TRAPIANTO DI FACCIA E TRAPIANTO DI REALISMO

DI GERARDO D’AMICO

Abbiamo scoperto che uno dei due team leader che hanno realizzato il superlativo intervento di trapianto di viso al Sant’Andrea di Roma, il dottor Benedetto Longo, è un superspecializzato chirurgo ricostruttivo che guadagna 25mila euro lordi l’anno, ed è precario, con rinnovi contrattuali di anno in anno.

Sappiamo anche che il Ministro della Salute ha annunciato che vuole eliminare il numero chiuso per l’iscrizione a Medicina, visto che -dicono i sindacati dei medici- nei prossimi dieci anni mancheranno in Italia 43mila medici, che andranno in pensione ma non saranno rimpiazzati.

Sappiamo pure che in Italia ci sono 20 mila laureati in medicina che non possono esercitare, perché non riescono a specializzarsi, condizione essenziale per poter  essere assunti da una struttura sanitaria o per fare il medico di famiglia, per cui bisogna fare un percorso di “specializzazione” gestito dalle regioni.

A parte il fatto che mi piacerebbe sapere cosa pensano i rettori di iscrizioni libere con le attuali strutture universitarie, ovvero aule di lezione, laboratori e docenti che sarebbero travolti da uno tsunami di matricole, a parte il fatto che quasi la metà delle scuole di specializzazione attualmente in funzione ha avuto problemi col riconoscimento dopo la scorsa riforma, che andava finalmente a verificare se nella struttura che per esempio gestiva la specializzazione in ortopedia ci fosse una sala gessi ( ed incredibilmente in molte non c’era) il problema della mancanza di medici o di quelli che decidono di andarsene all’estero sta nella situazione del dottor Longo: non si può pagare mille e trecento euro netti al mese ad un professionista a quel livello ma neppure a chi ha studiato sei anni e passa più quattro o cinque di specializzazione per diventare medico.

Ed è inutile fare nuovi medici se poi non si possono nè far specializzare nè garantirne l’assunzione.

Certamente in questi anni ci saranno stati deficit di programmazione del fabbisogno di questa figura professionale, ma di più ha pesato la necessità di contenere la spesa pubblica: abbiamo chiuso ospedali, tagliati più di centomila posti letto, bloccato il turn over.

Perchè è stato fatto?
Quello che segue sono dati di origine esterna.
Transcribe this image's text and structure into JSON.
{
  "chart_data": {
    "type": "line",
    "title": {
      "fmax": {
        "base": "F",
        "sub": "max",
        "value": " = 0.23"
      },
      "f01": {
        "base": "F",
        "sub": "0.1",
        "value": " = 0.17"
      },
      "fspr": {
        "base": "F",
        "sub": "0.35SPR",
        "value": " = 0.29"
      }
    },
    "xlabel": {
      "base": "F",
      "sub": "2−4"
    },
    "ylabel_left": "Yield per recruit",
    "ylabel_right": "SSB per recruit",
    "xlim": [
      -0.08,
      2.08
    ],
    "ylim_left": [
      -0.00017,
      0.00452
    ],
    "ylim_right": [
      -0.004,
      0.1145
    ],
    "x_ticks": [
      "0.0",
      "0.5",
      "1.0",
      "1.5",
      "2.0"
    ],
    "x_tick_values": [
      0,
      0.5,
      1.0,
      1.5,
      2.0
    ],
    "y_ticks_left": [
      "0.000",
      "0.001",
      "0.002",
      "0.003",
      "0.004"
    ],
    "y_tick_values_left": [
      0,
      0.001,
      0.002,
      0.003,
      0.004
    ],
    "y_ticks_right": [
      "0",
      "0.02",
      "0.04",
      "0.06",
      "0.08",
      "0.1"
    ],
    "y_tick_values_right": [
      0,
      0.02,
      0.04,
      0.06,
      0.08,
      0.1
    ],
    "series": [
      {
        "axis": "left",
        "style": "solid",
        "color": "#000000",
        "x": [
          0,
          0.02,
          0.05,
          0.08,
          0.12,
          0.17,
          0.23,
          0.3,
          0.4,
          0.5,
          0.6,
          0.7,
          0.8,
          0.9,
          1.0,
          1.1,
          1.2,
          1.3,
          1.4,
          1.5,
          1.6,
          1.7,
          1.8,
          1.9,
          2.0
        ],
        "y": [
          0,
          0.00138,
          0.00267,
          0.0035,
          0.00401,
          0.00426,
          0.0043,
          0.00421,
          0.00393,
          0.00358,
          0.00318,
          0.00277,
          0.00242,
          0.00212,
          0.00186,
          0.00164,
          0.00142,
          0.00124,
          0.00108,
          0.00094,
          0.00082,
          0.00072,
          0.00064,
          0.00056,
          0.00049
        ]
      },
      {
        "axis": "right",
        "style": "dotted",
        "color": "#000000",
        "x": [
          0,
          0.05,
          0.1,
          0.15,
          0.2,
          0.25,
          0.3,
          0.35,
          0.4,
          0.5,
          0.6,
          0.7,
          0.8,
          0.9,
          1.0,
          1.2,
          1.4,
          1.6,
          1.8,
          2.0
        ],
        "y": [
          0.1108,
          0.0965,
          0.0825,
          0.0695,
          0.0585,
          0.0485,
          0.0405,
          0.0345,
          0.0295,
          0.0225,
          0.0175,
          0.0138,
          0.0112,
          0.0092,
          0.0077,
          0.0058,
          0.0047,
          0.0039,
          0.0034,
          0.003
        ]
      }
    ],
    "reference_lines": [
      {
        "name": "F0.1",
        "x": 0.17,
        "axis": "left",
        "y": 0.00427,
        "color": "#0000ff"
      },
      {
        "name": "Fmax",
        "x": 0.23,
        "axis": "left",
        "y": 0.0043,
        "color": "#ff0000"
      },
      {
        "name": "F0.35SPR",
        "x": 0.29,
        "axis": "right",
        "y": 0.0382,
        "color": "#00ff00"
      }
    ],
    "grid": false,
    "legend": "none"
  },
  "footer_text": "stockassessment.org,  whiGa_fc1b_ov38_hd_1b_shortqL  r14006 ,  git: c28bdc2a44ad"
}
Per sadismo o incompetenza dei passati amministratori?

Semplicemente, fino a ieri, il disastro del debito pubblico e il pericolo di default avevano imposto queste scelte, pagate ovviamente dai cittadini prima, da questi professionisti poi: oggi invece fare debito sembra non sia più un problema, i mercati saranno ansiosi di prestarci altri miliardi, quindi tutto si risolverà ad horas. Subito subito.